Music in the Lobby: April 4

Music in the Lobby returns in April with a Spring Mix of classical, jazz and vocal music – provided by the students in the Mason School of Music Strings Department. Join us in Fenwick Lobby, April 4, 12:30 – 1:30 p.m.!  You could win a Fenwick Library study room to use during Spring Finals. Free refreshments courtesy of Argo Tea Cafe.

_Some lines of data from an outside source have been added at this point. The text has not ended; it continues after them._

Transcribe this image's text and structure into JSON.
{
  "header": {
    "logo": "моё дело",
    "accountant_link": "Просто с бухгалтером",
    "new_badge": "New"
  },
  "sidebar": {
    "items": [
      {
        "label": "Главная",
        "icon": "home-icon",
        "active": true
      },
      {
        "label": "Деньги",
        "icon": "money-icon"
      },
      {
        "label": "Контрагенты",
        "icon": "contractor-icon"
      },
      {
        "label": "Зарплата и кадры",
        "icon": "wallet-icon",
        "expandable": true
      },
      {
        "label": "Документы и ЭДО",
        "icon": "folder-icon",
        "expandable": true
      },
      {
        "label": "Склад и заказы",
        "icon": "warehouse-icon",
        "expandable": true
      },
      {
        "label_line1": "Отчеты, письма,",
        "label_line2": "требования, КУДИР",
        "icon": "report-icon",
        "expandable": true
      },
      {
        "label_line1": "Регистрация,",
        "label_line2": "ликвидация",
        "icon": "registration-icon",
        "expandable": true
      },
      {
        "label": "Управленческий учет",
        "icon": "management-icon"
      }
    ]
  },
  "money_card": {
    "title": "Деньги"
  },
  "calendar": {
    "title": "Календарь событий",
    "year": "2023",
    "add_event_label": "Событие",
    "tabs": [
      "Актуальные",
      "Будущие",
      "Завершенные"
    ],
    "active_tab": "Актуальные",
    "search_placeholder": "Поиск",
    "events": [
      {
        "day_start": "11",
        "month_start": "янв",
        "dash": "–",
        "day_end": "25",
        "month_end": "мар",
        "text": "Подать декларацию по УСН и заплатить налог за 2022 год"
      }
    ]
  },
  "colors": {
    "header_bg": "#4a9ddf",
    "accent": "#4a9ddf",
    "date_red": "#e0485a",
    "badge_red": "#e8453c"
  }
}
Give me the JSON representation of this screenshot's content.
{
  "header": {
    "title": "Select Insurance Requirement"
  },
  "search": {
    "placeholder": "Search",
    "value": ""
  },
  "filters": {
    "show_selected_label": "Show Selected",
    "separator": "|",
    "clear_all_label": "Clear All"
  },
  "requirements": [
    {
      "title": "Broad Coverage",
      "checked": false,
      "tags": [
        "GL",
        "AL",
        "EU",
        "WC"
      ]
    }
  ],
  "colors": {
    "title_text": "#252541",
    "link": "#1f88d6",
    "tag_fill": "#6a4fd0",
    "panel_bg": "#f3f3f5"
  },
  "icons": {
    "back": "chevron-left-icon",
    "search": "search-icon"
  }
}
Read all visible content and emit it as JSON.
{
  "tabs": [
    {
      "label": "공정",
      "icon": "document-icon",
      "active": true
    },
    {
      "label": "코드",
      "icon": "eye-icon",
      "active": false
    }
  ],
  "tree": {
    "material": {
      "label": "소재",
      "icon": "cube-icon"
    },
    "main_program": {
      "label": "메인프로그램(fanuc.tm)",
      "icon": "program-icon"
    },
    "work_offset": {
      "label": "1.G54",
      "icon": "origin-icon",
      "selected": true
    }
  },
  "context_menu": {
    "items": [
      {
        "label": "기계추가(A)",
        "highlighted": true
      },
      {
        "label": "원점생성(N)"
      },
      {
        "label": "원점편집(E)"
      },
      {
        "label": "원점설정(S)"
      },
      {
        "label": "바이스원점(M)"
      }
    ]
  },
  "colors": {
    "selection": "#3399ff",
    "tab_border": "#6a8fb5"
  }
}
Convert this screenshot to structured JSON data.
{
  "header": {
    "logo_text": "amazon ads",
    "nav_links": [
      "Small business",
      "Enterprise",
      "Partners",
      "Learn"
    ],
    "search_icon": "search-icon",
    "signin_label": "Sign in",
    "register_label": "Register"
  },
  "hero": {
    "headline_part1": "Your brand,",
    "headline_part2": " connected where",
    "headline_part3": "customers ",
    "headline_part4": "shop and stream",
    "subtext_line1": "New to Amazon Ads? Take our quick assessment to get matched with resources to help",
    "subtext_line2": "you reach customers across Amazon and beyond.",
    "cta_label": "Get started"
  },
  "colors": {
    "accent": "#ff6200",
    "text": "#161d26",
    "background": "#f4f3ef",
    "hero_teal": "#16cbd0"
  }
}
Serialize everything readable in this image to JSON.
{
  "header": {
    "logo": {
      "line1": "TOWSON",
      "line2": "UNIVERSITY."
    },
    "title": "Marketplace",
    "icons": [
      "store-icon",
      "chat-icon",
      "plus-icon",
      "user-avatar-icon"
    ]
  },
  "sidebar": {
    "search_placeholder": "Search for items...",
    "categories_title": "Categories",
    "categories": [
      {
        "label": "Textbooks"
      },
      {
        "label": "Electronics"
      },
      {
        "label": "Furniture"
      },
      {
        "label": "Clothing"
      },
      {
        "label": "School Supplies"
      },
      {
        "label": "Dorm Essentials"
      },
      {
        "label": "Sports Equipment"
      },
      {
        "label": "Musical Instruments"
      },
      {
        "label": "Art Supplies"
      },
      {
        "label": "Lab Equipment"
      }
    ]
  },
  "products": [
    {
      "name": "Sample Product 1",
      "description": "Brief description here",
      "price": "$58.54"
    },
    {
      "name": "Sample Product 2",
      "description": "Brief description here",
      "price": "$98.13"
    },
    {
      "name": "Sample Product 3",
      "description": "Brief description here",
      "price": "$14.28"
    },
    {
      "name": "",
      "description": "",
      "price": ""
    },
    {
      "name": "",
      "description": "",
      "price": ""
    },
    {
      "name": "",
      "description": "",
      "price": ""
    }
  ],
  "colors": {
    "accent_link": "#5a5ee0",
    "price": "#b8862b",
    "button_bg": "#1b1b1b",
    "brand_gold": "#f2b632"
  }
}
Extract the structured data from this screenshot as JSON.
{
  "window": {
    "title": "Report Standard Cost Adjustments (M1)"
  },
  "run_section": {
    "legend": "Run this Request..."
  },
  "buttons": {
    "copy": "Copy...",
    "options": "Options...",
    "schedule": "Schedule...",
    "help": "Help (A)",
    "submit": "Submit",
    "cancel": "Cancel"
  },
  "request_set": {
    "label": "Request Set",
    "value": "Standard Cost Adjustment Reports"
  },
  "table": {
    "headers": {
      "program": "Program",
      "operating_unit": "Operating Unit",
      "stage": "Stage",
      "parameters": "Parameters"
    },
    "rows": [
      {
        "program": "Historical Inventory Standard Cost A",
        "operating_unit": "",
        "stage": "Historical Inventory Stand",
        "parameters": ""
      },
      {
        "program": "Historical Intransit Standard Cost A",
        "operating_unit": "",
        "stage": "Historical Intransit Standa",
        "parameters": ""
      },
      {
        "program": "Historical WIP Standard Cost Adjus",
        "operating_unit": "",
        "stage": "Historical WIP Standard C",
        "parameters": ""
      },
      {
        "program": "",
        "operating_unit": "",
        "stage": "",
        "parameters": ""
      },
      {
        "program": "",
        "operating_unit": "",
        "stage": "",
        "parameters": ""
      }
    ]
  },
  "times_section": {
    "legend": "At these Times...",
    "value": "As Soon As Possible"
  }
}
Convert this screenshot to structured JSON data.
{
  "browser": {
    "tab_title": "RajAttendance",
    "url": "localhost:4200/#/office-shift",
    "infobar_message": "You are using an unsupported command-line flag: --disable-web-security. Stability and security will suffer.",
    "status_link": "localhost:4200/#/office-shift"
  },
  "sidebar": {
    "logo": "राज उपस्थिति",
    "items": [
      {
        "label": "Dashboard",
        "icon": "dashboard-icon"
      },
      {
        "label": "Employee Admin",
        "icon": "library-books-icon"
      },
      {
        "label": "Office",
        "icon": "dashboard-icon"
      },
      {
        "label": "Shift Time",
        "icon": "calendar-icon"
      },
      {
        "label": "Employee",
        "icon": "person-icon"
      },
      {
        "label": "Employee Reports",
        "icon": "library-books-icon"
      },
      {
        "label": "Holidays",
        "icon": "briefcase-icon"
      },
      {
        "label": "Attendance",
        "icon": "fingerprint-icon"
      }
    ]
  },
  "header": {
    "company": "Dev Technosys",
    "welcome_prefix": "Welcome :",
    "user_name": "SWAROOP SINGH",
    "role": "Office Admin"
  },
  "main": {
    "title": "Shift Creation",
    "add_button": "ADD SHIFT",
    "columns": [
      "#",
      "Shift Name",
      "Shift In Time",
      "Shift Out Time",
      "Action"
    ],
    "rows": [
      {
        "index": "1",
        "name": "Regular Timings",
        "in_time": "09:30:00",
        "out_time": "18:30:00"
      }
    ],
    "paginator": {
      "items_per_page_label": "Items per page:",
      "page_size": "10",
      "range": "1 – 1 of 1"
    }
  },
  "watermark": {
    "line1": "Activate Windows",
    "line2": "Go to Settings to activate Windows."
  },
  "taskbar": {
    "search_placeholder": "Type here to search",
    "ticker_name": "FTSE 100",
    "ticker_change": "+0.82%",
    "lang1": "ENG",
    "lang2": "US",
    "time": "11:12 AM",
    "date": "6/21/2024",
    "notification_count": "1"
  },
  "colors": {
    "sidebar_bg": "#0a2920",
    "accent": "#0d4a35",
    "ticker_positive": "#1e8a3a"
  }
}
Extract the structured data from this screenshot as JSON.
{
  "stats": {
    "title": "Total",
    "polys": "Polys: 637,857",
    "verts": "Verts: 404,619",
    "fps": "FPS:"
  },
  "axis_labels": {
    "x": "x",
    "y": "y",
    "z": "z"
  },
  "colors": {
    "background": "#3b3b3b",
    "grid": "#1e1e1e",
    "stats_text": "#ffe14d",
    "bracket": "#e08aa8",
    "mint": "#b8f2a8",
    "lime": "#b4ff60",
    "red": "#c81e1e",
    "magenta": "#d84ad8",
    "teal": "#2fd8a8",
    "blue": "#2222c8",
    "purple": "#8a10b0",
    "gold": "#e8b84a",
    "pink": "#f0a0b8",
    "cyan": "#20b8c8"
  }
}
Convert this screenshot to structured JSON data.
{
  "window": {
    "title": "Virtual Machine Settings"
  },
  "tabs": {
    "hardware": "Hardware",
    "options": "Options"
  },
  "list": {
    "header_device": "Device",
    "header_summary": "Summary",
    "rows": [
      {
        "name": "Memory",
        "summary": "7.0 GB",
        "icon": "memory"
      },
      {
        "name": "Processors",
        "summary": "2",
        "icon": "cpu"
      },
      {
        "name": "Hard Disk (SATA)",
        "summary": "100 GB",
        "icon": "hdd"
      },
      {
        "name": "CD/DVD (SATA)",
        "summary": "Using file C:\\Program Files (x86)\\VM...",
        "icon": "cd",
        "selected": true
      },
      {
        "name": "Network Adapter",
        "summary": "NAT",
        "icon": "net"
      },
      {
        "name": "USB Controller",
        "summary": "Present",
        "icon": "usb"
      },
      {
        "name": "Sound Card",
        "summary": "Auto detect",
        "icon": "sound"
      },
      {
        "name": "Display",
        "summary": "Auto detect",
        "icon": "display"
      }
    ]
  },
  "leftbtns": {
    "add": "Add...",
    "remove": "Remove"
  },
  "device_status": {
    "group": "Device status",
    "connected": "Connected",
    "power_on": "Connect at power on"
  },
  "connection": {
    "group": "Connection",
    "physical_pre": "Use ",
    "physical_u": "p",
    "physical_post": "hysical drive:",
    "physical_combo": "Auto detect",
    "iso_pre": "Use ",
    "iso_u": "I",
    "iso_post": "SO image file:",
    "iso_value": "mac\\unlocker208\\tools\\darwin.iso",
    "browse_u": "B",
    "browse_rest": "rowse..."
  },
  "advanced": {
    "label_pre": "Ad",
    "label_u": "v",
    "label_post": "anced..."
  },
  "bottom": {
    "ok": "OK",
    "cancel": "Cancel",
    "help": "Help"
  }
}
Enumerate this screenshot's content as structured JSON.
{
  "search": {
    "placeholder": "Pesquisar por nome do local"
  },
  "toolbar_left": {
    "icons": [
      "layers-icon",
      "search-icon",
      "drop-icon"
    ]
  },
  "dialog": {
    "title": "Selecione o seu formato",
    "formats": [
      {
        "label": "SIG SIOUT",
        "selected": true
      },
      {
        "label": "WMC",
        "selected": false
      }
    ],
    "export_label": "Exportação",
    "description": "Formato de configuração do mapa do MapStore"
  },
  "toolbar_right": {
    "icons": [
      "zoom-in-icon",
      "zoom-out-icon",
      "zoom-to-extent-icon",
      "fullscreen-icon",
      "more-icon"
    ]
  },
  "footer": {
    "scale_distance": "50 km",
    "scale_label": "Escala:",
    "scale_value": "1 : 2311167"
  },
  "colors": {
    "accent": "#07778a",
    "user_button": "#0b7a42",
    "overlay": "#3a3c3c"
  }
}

For more information, please contact Steve Gerber, sgerber@gmu.edu

Faculty: Apply for 2018-19 Fenwick Fellowship

University Libraries is now accepting applications for this year’s Fenwick Fellow competition. The Fellowship is awarded annually to a Mason faculty member to support a research project that uses and enhances the Libraries’ resources while advancing knowledge in his or her field. Read more: 2018-19 Fenwick Fellowship Announcement

Up to two Fellowships of $5,000 each may be awarded; expanded program guidelines include funding for an additional fellowship for a project proposal that specifically aligns with the Libraries’ activities in the area of digital scholarship.

Application deadline is Monday, May 7, 2018. The awardee(s) will be announced at the start of the Fall academic term. University Libraries sponsor a public lecture by each Fenwick Fellow in the Spring term following the completed fellowship.

For more information, please contact Debra Hogan, dhogan1 at gmu.edu

Research Reflections: Dr. Alexander Monea

On March 29, join us in 2001 Fenwick Library from 2 to 3:30 p.m. Dr. Alexander Monea, Assistant Professor serving jointly in George Mason’s English Department and Cultural Studies Department, will present “I Know It When I See It” – An Overview of Google’s Safe Search & the Politics of Automating Judgment. In this presentation, he refers to such “I-know-it-when-I-see-it” concepts as extra-linguistic concepts because they contain an intuitive, inductive, and/or felt component in the classificatory logic that affords their generalization. This paper argues that contemporary machine learning applications have successfully operationalized this classificatory logic at mass scale, and he looks to Google’s work to filter Not Safe For Work (NSFW) images as a particularly compelling success story.

This presentation continues the Mason Libraries’ new Research Reflections series.